Plusieurs travaux radiographiques et IRM ont montré que la séquence « existence d’un coin vertébral inflammatoire » puis « existence d’un coin vertébral graisseux » en IRM augmentait de façon très significative le risque de voir apparaître un syndesmophyte sur ce coin-là deux ans plus tard. Certaines de ces études avaient cependant des limites méthodologiques qui ne permettaient pas toujours de conclure formellement, en particulier le fait qu’il n’y avait parfois que deux points d’évaluation IRM (initial et final sans point intermédiaire) et que l’analyse n’était pas toujours faite à l’échelle du coin vertébral lui-même mais à celle du rachis du patient (ce qui n’a évidemment pas la même signification physiopathologique).
3 363 "coins" analysés
Les auteurs de l’étude présentée à Rome se sont servis de la base de données d’imagerie de l’étude ASSERT. Pour mémoire, ASSERT était l’essai thérapeutique pivot contre placebo de l’infliximab dans la spondylarthrite ankylosante. Après les 24 semaines d’infliximab ou placebo, les patients étaient tous traités par infliximab jusqu’à S 102. Les patients avaient eu un bilan radiographique à l’inclusion et à S102, ainsi qu’une IRM à l’inclusion, à S 102, mais également à un point intermédiaire, à S 24. Toutes les images, radiographies et IRM, ont été lues de façon centralisée par deux lecteurs différents qui ne connaissaient pas les données des patients, ni l’ordre des images présentées.

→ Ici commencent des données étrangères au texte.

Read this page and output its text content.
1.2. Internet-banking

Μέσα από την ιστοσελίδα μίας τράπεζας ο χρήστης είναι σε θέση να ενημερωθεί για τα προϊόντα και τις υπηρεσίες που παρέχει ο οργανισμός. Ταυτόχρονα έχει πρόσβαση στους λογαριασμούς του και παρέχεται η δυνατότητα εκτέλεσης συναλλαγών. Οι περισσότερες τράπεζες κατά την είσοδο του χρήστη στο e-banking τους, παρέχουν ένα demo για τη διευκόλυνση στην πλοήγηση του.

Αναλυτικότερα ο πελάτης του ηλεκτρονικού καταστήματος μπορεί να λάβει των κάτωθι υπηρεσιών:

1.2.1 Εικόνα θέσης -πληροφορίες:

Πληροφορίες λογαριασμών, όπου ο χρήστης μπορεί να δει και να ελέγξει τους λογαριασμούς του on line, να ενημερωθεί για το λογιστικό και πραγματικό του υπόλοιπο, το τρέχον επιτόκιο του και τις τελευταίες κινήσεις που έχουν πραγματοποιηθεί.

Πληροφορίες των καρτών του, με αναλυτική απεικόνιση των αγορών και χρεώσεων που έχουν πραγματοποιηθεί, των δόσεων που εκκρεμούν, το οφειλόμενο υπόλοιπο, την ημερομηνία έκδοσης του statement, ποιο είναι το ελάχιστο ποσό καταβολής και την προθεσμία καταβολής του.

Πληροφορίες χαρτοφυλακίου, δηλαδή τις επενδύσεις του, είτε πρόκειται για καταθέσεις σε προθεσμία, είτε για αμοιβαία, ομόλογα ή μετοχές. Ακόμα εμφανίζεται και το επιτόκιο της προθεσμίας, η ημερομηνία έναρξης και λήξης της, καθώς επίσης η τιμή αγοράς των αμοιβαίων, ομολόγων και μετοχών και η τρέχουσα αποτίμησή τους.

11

Les auteurs ont analysé sur chaque coin vertébral la présence en IRM d’un œdème inflammatoire ou d’une infiltration graisseuse et l’existence en radiographie d’un syndesmophyte. Ils ont ensuite cherché un lien particulier entre certaines séquences d’anomalie IRM et l’apparition d’un syndesmophyte. Le sous-groupe de patients de l’étude ASSERT qui était analysé comprenait 182 patients et après exclusion des coins non évaluables et de ceux qui avaient déjà un syndesmophyte à l’inclusion, il restait 3 363 « coins » analysés.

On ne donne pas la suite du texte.